Despite works to promote such classes, the interest is still low. People tend to feel stupid if they choose to attend a practical school. They are surely not! The little focus on individual child department is probably at the core of the problem. At the moment, there is no aptitude test until the highschool repartition test. In addition to that, the current Minister of Education wants to eradicate that one as well. Parents are not informed about their child’s vocation and tend to either overwork or underwork them. Everybody needs to learn complex mathematics and physics, yet the rate of functional analphabetism is peaking.

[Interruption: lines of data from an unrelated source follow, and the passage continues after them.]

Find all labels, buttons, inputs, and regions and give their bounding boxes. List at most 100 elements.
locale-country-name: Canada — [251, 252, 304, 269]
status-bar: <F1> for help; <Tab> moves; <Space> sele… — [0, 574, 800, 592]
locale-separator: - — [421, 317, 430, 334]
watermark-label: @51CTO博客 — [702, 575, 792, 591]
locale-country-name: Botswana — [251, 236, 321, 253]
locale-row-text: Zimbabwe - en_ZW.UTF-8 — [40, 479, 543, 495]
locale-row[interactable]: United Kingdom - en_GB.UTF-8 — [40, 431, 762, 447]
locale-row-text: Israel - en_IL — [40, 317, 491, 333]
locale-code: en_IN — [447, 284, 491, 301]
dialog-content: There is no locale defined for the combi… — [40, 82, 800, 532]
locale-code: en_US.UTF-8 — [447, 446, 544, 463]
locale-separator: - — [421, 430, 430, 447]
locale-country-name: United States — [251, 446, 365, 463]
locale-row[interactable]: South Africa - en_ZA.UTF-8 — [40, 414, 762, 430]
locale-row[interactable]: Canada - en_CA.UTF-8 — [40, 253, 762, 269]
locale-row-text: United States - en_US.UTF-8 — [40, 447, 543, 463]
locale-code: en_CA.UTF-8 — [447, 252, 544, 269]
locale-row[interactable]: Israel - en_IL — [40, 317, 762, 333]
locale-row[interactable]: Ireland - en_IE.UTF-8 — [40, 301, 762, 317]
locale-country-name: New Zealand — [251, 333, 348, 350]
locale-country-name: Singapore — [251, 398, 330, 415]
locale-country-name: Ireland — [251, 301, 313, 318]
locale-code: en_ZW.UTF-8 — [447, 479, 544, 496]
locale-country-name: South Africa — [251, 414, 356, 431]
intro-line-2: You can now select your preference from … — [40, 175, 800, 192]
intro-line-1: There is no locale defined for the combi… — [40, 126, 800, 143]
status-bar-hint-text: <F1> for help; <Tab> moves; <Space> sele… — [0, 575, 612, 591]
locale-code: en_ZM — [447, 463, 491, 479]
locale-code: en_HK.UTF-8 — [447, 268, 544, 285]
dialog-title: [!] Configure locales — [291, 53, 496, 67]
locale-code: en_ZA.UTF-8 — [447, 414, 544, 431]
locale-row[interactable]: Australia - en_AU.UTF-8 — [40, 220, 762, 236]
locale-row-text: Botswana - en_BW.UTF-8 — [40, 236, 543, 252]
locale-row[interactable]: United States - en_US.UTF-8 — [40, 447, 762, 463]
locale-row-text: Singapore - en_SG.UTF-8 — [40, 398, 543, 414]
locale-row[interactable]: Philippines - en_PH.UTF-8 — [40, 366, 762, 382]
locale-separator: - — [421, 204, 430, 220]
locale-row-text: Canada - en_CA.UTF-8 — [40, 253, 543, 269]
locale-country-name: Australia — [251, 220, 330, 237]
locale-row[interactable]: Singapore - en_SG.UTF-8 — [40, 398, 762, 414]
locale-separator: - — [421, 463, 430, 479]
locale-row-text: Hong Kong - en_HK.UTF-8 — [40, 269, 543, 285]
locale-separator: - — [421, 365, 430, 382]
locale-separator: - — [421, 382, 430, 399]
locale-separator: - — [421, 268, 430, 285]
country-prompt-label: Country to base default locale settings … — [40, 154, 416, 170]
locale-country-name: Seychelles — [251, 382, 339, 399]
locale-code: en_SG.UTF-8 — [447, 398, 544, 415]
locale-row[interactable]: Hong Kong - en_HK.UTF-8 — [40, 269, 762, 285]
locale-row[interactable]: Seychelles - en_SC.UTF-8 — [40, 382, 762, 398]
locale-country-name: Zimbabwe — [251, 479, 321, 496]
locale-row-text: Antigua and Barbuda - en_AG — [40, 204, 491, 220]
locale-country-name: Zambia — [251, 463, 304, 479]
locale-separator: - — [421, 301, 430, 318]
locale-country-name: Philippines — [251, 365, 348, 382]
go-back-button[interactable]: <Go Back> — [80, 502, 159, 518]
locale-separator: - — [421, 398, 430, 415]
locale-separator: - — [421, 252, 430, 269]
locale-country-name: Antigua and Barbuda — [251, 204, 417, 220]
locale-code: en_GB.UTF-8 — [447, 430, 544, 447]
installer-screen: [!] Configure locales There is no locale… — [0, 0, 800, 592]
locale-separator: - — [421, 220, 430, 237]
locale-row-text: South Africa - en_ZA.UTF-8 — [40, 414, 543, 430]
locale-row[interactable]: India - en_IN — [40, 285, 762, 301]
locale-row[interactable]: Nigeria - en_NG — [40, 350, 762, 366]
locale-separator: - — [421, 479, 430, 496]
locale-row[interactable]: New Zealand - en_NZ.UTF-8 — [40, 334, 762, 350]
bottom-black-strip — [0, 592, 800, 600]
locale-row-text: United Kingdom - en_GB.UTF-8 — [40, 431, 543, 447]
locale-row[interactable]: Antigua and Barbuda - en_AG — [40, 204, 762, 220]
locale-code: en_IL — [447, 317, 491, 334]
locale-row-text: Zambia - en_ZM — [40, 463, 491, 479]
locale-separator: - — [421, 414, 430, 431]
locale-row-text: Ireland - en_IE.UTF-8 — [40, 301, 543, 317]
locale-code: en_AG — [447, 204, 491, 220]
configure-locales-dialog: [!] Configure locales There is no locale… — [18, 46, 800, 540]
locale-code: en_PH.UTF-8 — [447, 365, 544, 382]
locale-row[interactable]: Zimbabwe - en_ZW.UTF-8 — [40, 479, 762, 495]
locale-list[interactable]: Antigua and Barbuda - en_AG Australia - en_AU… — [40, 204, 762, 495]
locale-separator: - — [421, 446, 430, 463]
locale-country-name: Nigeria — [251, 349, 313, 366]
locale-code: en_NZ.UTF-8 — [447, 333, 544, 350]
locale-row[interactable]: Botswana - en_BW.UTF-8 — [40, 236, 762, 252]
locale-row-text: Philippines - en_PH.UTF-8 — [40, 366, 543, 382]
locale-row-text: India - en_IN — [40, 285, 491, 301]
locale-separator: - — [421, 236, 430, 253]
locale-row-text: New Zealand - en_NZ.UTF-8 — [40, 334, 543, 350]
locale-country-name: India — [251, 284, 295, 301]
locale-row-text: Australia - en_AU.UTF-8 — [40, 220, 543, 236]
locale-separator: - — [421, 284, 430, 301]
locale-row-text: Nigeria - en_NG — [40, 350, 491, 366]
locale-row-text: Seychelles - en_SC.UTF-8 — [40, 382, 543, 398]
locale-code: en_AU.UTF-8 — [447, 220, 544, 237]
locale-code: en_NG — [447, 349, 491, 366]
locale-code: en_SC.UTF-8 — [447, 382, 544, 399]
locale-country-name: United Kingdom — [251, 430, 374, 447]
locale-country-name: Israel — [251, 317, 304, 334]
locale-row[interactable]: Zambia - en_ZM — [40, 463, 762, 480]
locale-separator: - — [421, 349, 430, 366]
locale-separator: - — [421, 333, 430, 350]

Of course, Romania is not the only country dealing with such a problem in the educational system. A reform is needed in many other countries. More funding and more attention aimed towards the people that form the future of the country are of paramount importance. The country has the potential to maintain growth, yet economic development through education seems not to be the priority. Employers that can barely find people willing to work are going to take their business elsewhere. They already have it hard enough dealing with massive amounts of bureaucracy, let’s just stop this stigmatisation. Not everybody needs to go to university, and not everybody has to be forced to study abstract concepts. Founding should be increased, teachers should be rightfully compensated and children should no longer be judged.  Benefits of a full reform are not going to be seen until the end of this political term, yet they are going to be picked by the next generations.